19 April 2002
I am being somewhat self indulgent by writing an extra email this week, but I am sitting here waiting for my ride to Kentucky for my Sweet Adelines contest (which you will hear all about in my next missive) and I am far too excited to analyse data (which is what I should be doing).
I want to take the opportunity to describe spring, which has finally started
to burst here in West Lafayette, and my encounter with the local TV weather
I have been looking forward to spring. I imagined that it would be even more
spectacular than at home, because the winters here are so bleak, with the forests
totally denuded of foliage, and gardens bare except for a few cheerful evergreens.
The reality has been different from what I had expected.
In Toowoomba, spring explodes in early September in a blaze of colour which
I think would be hard to match anywhere in the world, but here the plants are
a little more leery and although the calendar has read spring for some weeks,
very little action had happened at all. Of course you can understand nature's
reticence to waste her energy too early, as you might recall from a recent email
that we actually had more snow in early spring than we did all winter. Any plant
foolish enough to come out in the first days or weeks of spring is likely to
be dumped on by a foot of snow. That would dampen anyone's enthusiasm for early
At last however, it seems the hard freezes of winter have passed and buds and
leaves have started to appear. First it was the daffodils - hundreds of them
in garden beds all around town. Their contribution was supplemented by flowering
yellow broom. This cheerful and gaudy yellow display was obviously the signal
for other blooms to make an appearance. The next to emerge were white blossoms,
Bradford pears and other soft, fluffy blooms which I didn't recognise. Next
came the pinks - magnolias and crabapples and the darker hues of the Redbud.
Even the plants with a more modest display of green foliage are now starting
to stir into life.
It has been a joy over the past two weeks watching this wonderful transformation
- again different in so many ways from what I know as spring, but beautiful
and magical in its own way. Most of the colour is in flowering trees and shrubs,
with very few gardens of bright annuals as we have. Peter and I are planning
to do a bit of a drive around after the weekend to see if there are more spectacular
displays in some of the suburban gardens.
Continuing on the weather theme, I must tell you about my meeting with Mike
Prangley, the local TV channel's meteorologist. I was taken with him the first
time I saw him giving his enthusiastic nightly report and forecast. There is
always plenty of weather to report here in Indiana and Mike so obviously loves
weather and talking about it that watching him has been one of the highlights
of my day. Oh, and did I mention he is very cute looking too!
You can imagine my delight then, when I learned that Mike was to be the guest
speaker at our church's Young at Heart luncheon for April. I have been helping
out as cook and bottlewash at these functions and readily volunteered to make
sure I was on the list to help again this time.

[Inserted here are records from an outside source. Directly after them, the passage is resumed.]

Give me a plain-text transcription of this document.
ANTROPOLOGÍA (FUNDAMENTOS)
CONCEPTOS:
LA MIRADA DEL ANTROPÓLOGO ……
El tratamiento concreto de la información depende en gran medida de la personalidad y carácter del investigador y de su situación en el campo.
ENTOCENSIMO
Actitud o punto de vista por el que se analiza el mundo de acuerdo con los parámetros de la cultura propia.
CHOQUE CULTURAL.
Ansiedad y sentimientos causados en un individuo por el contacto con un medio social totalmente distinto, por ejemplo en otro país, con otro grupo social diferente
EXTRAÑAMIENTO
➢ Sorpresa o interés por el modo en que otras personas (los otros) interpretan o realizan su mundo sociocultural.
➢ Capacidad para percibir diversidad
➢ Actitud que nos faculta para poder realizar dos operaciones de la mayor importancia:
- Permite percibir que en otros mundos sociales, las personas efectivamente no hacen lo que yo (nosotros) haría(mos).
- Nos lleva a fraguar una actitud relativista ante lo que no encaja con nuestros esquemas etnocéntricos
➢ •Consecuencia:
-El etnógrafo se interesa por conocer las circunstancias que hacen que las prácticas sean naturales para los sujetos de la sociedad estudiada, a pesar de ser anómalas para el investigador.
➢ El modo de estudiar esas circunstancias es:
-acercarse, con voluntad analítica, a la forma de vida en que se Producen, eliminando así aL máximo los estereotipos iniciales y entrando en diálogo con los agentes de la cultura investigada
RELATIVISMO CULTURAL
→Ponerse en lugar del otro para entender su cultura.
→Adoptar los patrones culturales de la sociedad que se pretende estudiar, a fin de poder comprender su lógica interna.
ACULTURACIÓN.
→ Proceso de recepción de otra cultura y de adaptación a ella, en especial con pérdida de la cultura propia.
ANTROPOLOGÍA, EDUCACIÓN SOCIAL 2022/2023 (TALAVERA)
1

I was not disappointed. He is even cuter in real life than on TV, and his talk
was entertaining and informative. He told us about some of his more exciting
weather experiences, and the terror of his first live TV weather report. He
spoke for a while about tornadoes which are most likely to occur in this otherwise
cheerful spring season, but he spoke at even more length about the dangers and
prevalence of lightning strikes. He warned about being outdoors, near trees,
in cars, near windows, or touching any plumbing, electrical or telephone equipment
during a thunderstorm. There aren't too many other places left to hide! Nevertheless
I still have a greater fear of tornadoes than thunderstorms, and if I don't
get to see a twister while I'm here, I won't be the slightest bit disappointed!
I managed to have a brief chat with Mike and he kindly agreed to have his photo
taken with me to add to my collection of famous people I've met in America.
He has asked me to email him from Australia to tell him what the weather is
like there, so I certainly will do that sometime.
That's all for now. I have my sequins and false eyelashes packed and ready
for my next adventure. Wish us well!
Nobody was able to locate their philtrum in response to my past week's question.
It is that little dipped out bit in the middle of your upper lip.
This week's question is: How the heck DO you put on false eyelashes? After
my disastrous efforts at the dress rehearsal last Monday, I hope I find out
Congratulations Bassy, on getting into the 1st XV. That's great news!